As an alternative, I would even accept the government requiring that 15% of income was spent on housing or investment that could not be withdrawn until retirement, and even then could only be withdrawn into an annuity. This would at least provide people with an asset they would have available in retirement.

I am good friends with Hennessy, and have been for many years — but I occasionally step out.

Nemoknada June 3, 2011 at 5:11 pm

I think there’s a lot of overreaction here. How many here agree with DB that improvements in technology will prevent weather-related deaths in the next 20 years from exceeding those in the past 20 years, EVEN IF climate change is real and the weather gets appreciably worse? Remember, Don is not arguing that climate change is not real, not man-made, or not potentially weather-worsening. He is simply betting that we will cope.

But the same people who buy Don’s arguments about a dynamic response to the demands of geography assume a static response to the demands of demography. Medicine is going to get cheaper as platforms improve. More and more of our people, rendered unemployable in manufacturing and construction by foreign competition and robots, will become healthcare providers, satisfying growing demand without putting upward pressure on wages. New technologies will push service decisions down the skill tree. Better prevention will lower costs. Cures will replace maintenance.

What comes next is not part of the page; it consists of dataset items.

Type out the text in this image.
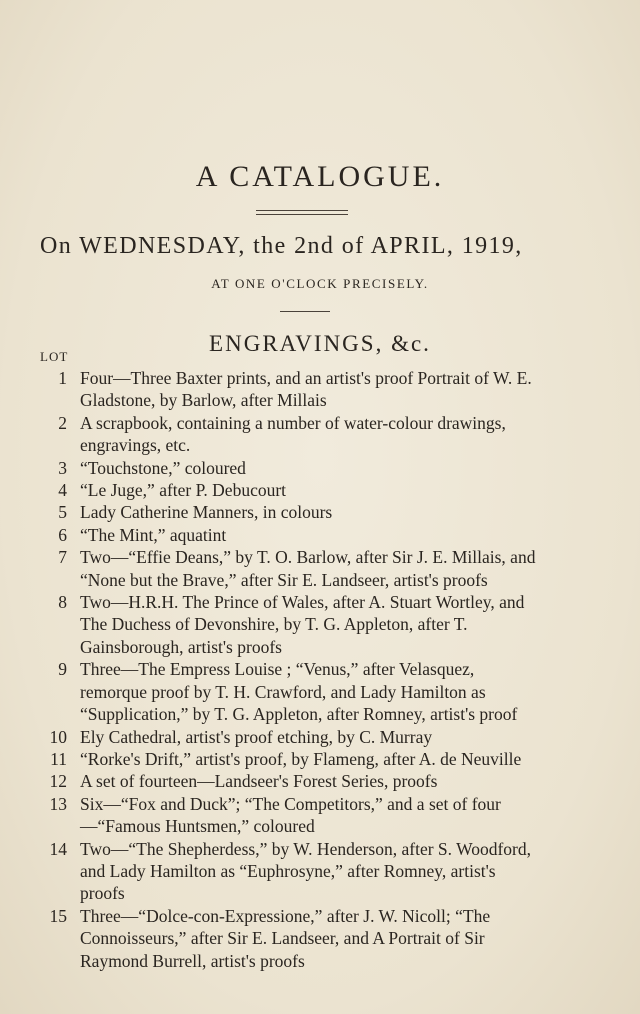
A CATALOGUE.
On WEDNESDAY, the 2nd of APRIL, 1919,
AT ONE O'CLOCK PRECISELY.
ENGRAVINGS, &c.
LOT
1 Four—Three Baxter prints, and an artist's proof Portrait of W. E. Gladstone, by Barlow, after Millais
2 A scrapbook, containing a number of water-colour drawings, engravings, etc.
3 “Touchstone,” coloured
4 “Le Juge,” after P. Debucourt
5 Lady Catherine Manners, in colours
6 “The Mint,” aquatint
7 Two—“Effie Deans,” by T. O. Barlow, after Sir J. E. Millais, and “None but the Brave,” after Sir E. Landseer, artist's proofs
8 Two—H.R.H. The Prince of Wales, after A. Stuart Wortley, and The Duchess of Devonshire, by T. G. Appleton, after T. Gainsborough, artist's proofs
9 Three—The Empress Louise ; “Venus,” after Velasquez, remorque proof by T. H. Crawford, and Lady Hamilton as “Supplication,” by T. G. Appleton, after Romney, artist's proof
10 Ely Cathedral, artist's proof etching, by C. Murray
11 “Rorke's Drift,” artist's proof, by Flameng, after A. de Neuville
12 A set of fourteen—Landseer's Forest Series, proofs
13 Six—“Fox and Duck”; “The Competitors,” and a set of four—“Famous Huntsmen,” coloured
14 Two—“The Shepherdess,” by W. Henderson, after S. Woodford, and Lady Hamilton as “Euphrosyne,” after Romney, artist's proofs
15 Three—“Dolce-con-Expressione,” after J. W. Nicoll; “The Connoisseurs,” after Sir E. Landseer, and A Portrait of Sir Raymond Burrell, artist's proofs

The Government will print whatever money it takes to pay for this, and, mirabile dictu, there won’t be any significant inflation because the resources being tapped won’t be scarce by the time we get around to tapping them. This glass is absolutely, completely, half-filled.

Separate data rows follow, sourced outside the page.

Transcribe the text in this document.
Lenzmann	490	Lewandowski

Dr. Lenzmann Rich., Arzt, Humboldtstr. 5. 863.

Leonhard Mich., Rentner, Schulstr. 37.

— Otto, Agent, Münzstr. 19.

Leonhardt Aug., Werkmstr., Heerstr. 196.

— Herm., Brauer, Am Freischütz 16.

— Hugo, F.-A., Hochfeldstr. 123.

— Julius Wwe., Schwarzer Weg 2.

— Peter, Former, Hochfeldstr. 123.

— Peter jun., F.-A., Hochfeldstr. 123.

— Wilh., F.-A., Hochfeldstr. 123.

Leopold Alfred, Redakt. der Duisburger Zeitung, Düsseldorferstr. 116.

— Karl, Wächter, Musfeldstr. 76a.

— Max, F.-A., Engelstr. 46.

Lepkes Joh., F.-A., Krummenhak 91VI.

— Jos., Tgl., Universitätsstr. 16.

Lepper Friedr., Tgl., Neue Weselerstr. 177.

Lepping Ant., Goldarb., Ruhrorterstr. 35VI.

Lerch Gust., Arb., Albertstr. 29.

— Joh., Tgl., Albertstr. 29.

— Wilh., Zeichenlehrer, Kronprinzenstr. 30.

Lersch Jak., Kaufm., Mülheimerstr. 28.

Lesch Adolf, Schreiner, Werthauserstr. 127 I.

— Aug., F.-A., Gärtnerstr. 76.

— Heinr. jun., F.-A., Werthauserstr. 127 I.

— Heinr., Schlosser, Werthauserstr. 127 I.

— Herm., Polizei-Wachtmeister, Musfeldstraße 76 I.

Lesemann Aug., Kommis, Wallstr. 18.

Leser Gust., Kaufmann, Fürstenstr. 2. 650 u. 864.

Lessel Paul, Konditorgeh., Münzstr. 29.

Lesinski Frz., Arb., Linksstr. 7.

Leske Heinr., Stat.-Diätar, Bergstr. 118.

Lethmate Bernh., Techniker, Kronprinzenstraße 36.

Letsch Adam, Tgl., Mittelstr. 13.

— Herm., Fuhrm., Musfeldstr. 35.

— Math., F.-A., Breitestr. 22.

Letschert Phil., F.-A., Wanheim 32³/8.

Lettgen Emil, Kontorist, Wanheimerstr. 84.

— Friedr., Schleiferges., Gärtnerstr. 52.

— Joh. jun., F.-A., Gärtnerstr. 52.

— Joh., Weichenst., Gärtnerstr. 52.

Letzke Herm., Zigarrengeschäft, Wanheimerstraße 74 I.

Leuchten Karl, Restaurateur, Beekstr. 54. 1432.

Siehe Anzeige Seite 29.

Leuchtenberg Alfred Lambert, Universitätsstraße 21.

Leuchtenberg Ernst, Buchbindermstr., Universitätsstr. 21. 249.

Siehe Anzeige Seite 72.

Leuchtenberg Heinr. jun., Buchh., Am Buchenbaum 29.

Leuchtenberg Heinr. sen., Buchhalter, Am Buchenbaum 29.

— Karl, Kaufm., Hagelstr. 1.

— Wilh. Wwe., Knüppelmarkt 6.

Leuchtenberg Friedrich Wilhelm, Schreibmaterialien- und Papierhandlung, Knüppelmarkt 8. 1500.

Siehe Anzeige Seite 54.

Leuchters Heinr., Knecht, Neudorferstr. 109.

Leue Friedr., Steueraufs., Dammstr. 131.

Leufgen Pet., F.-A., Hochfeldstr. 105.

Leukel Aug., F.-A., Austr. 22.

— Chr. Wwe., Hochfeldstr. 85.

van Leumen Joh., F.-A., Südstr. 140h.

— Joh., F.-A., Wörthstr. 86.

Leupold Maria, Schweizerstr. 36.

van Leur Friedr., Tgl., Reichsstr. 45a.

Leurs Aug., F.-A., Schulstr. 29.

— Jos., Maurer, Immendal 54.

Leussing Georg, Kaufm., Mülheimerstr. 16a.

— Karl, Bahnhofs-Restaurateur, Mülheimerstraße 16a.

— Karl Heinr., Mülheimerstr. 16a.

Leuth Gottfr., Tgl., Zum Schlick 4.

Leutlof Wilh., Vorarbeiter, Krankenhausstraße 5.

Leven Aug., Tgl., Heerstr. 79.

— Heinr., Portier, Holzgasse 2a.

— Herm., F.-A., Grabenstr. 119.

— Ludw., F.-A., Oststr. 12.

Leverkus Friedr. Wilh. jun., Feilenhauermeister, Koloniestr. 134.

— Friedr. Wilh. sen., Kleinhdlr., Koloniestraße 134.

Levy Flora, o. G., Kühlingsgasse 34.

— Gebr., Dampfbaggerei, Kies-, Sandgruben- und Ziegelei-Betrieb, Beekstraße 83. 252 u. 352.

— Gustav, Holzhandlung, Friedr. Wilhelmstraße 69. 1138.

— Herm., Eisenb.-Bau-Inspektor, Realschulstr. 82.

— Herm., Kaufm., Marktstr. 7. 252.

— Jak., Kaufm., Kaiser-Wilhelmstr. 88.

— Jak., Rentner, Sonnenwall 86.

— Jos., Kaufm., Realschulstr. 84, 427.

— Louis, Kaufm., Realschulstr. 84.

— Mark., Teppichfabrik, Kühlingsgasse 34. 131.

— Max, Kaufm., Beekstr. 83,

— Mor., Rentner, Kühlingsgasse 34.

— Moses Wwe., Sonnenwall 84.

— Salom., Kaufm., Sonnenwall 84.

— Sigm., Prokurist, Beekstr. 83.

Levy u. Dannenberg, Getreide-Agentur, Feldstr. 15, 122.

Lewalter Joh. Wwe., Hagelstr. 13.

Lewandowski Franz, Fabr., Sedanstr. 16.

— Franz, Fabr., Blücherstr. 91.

SheetWise June 3, 2011 at 10:16 pm

“The Government will print whatever money it takes to pay for this, and, mirabile dictu, there won’t be any significant inflation because the resources being tapped won’t be scarce by the time we get around to tapping them. This glass is absolutely, completely, half-filled.”

I want to smoke what you’re smoking.

Nemoknada June 4, 2011 at 12:00 am

“I want to smoke what you’re smoking.”

Can’t help you there, but you can read what I’m reading. Google on “post scarcity economy” and knock yourself out. Then look into Ray Kurzweill’s singularity.

Things are changing very fast; static economics just can’t keep up. Like the Great One says, you have to skate to where the puck is going to be.

SheetWise June 4, 2011 at 4:47 pm

Good luck ever seeing the puck where you’re skating.